Plusieurs articles se sont fait votés à la limite maximale de la majorité requise comme vous allez le voir :
Vote sur le titre du Projet de loi n° 56/2018.Pour 83 ; Abstenu 03 ; contre 06
Vote sur l'article 1 du projet de loi n° 56/2018 dans sa version initiale:
Pour 73 ; Abstenus 07 ; Contre 12
Vote sur l'article 2 du projet de loi n° 56/2018 dans sa version initiale:
Pour 73 ; Abstenus 07 ; Contre 13
Vote sur l'article 3 du projet de loi n° 56/2018 amendé :
Pour 77 ; Abstenus 05 ; Contre 12
Vote sur l'article 4 du projet de loi n° 56/2018 amendé :
Pour 79 ; Abstenus 07 ; Contre 10
Vote sur l'article 5 du projet de loi n° 56/2018 amendé :
Pour 79 ; Abstenus 07 ; Contre 10
Vote sur l'article 6 du projet de loi n° 56/2018 dans sa version initiale:
Pour 78 ; Abstenus 06 ; Contre 11
(Source : AL BAWSALA)
Contre toute attente, et malgré la faible majorité qui a été acquise au projet de loi en question, personne n’a retardé le vote final car des traditions « de procédure parlementaire » imposaient parfois ce retard pour s’assurer du vote.
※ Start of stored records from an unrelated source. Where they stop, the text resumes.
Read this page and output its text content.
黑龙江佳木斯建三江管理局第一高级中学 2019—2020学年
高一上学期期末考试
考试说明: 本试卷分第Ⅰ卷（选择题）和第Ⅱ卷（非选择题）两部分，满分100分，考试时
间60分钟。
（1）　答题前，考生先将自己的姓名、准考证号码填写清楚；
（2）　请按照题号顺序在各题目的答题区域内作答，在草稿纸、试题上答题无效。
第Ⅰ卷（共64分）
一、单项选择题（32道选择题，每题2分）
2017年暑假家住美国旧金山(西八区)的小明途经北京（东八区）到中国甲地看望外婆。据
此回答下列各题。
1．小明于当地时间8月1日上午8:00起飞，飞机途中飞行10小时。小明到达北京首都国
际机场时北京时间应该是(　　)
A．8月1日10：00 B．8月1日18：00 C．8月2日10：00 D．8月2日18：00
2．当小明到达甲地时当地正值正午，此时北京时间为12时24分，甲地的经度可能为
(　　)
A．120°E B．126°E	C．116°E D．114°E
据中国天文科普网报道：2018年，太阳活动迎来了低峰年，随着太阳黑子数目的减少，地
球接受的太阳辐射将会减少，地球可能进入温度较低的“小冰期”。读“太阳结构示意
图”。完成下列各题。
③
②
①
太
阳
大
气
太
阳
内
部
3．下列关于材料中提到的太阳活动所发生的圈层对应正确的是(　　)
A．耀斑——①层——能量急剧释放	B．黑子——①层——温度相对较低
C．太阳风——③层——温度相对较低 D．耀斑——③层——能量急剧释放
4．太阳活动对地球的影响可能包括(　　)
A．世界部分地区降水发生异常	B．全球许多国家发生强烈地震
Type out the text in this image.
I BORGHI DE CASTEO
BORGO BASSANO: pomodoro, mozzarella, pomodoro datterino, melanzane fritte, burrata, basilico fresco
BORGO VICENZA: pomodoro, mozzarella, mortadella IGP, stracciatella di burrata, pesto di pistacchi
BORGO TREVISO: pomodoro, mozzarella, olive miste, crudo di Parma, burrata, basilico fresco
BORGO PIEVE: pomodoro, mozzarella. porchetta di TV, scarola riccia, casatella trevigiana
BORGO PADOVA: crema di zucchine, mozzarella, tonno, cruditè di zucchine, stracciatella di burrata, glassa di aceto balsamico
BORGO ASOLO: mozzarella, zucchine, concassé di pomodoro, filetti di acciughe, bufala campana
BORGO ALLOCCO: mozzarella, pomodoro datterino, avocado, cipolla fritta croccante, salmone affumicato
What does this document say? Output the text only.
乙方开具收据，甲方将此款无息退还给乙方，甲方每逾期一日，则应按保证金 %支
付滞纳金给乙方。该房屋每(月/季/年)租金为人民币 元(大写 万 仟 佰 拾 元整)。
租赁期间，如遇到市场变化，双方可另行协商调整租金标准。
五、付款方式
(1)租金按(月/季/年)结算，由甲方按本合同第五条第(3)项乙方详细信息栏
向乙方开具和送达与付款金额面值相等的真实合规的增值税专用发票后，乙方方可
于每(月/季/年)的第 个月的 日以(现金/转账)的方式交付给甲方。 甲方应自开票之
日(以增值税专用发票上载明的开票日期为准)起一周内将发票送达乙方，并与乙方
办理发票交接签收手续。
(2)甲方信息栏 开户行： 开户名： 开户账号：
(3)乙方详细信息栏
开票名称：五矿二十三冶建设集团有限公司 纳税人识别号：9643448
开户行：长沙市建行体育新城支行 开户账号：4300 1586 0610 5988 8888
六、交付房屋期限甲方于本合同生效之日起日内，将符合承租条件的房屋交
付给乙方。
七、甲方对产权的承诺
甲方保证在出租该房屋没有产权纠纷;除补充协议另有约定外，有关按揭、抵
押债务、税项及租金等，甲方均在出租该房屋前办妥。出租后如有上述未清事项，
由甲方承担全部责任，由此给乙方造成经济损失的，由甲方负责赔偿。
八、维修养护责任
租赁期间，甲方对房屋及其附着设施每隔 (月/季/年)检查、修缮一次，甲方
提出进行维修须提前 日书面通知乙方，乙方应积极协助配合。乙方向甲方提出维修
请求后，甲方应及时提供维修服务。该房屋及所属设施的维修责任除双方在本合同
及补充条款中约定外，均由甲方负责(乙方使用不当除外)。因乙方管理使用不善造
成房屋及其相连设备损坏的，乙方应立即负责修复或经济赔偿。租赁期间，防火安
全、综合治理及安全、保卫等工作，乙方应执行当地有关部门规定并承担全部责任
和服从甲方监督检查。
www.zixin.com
Aucun élu de la majorité ni la commission en charge ou même le ministre n’a vu le coup venir.
Et il est venu :
Projet de loi N°56/2018 est refusé en sa totalité faute de quorum.
71 pour ; 08 Abstenus ; 16 contre
(Source Al Bawsala)
Vote et Annonce :
A l’affichage des résultats indiquant son rejet, la présidente de la séance s’est certainement rappelée de ce qu’a engendré l’annonce du Mohamed Naceur des résultats de vote d’un article de la loi de finances ayant entrainé le KO de la plénière, elle a hésité avant l’annonce après avoir demandé s’il y a des votes à main levée.
Dans une tentative de sauver la face, la majorité a fait insinuer qu’il y ait 2 élus qui ont voté à main levée.
D’abord, la Présidente a tant rappelé qui votait à main levée sans avoir constatée une demande dans ce sens.
Ensuite, et si elle l’aurait fait, elle aurait violé le règlement intérieur dans son article 127 qui interdisait le cumul de 2 techniques de vote à moins que sa permission ait été annoncée au début de la plénière chose qui n’a pas été faite.

S’en est suivie une contestation de part et d’autres avec une opposition qui exigeait la levée de la plénière.
Le sort est scellé et le projet de loi est définitivement rejeté. Il faut attendre 3 mois pour pouvoir le présenter à nouveau

Le ministre ne comprenait rien
Et encore une fois, des élus de la majorité essayent de faire assumer à la présidente de la séance la responsabilité de cet échec.
Dans un système parlementaire un tel échec ne doit pas passer sans conséquences politiques mais j’en doute fort que ça sera le cas car aucun gouvernement post révolution n’a tiré les conclusions d’un rejet parlementaire d’un projet de loi.
Avis personnel en suivant le débat de la plénière et faisant attention aux « à-côtés » de la séance, j’ai l’impression que certains groupes parlementaires faisant partie de la coalition gouvernementale ont laissé la voie libre à un éventuel rejet du projet de loi.
Le groupe parlementaire pro gouvernemental « Coalition Nationale » manquant d’expérience en matière de manœuvres parlementaire n’a pas vu venir le coup et s’est fait avoir.
Conclusion : Si un projet de loi GOUVERNEMENTAL ordinaire nécessitant 73 voix n’ait pas pu passer, que dire des lois organiques !!??.
Ce gouvernement et cette coalition parlementaire le soutenant paraissent aujourd’hui plus vulnérable que jamais.